There are good reasons for going into the opposition. Successive centrist coalitions tend to strengthen parties on the political fringes, because they lead voters to believe that mainstream parties differ from one another only superficially. The AfD’s success in Germany demonstrates this tendency, as does the rise of the right-wing Freedom Party in Austria, which has been governed by grand coalitions for decades. And in the opposition, the Social Democrats could finally attempt to heal the ideological rift between them and the far-left Die Linke.

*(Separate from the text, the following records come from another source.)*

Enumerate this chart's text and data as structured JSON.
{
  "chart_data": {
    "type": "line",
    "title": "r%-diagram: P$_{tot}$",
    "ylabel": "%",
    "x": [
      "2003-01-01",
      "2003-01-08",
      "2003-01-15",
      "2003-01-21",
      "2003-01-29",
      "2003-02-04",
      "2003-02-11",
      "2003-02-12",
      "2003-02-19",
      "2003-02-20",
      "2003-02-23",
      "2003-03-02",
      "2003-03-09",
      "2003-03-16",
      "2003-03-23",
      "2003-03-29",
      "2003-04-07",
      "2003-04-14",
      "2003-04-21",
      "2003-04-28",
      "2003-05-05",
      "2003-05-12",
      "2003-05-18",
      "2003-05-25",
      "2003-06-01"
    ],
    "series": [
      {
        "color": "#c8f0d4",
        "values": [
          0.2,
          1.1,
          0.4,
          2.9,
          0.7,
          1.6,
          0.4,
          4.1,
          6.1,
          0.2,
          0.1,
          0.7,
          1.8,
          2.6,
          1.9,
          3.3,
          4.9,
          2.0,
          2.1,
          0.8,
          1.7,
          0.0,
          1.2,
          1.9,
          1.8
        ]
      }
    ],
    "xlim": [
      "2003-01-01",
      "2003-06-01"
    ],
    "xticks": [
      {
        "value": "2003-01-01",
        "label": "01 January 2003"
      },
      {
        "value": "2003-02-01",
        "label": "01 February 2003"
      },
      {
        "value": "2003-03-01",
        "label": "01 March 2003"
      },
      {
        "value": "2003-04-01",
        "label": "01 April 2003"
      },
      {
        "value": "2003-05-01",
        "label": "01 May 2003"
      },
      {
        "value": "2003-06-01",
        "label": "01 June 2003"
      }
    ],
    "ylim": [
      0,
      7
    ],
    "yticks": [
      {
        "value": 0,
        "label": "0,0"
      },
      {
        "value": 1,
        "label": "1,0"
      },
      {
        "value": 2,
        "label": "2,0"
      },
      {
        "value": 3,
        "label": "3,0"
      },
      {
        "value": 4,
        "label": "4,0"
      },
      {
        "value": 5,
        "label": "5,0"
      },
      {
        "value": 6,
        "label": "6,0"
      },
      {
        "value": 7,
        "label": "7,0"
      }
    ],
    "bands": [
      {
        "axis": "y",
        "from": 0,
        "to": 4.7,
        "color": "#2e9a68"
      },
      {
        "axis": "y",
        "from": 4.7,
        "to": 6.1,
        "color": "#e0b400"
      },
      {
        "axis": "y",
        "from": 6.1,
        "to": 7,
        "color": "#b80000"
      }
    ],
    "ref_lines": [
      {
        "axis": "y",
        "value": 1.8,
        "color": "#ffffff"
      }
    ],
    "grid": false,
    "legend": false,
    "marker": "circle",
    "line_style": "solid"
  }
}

But skepticism is also in order. Across Europe, center-left parties have recently been ousted from power only to become even more deeply marginalized in opposition. Some, such as the French Socialists and the Dutch Social Democrats, have failed to regenerate public support since losing power. For others, such as Greece’s Panhellenic Socialist Movement (PASOK), the path into opposition has led into obscurity.
In this context, the notion that the SPD could regain strength merely by withdrawing from government seems too optimistic. Indeed, such a move might simply exchange one position on the sidelines for another, substituting the role of junior partner in government for the role of most moderate critic in the opposition. AfD leader Alexander Gauland on Sunday declared that his party would “hunt Merkel and … reclaim our country,” and Sahra Wagenknecht, the leader of Die Linke, promised to be the “social leader of the opposition.” Surrounded by such voices, the Social Democrats could soon find themselves relegated to the role of the loyal opposition, struggling for relevance and attention. This part could prove as toxic for their electoral prospects as membership in a grand coalition.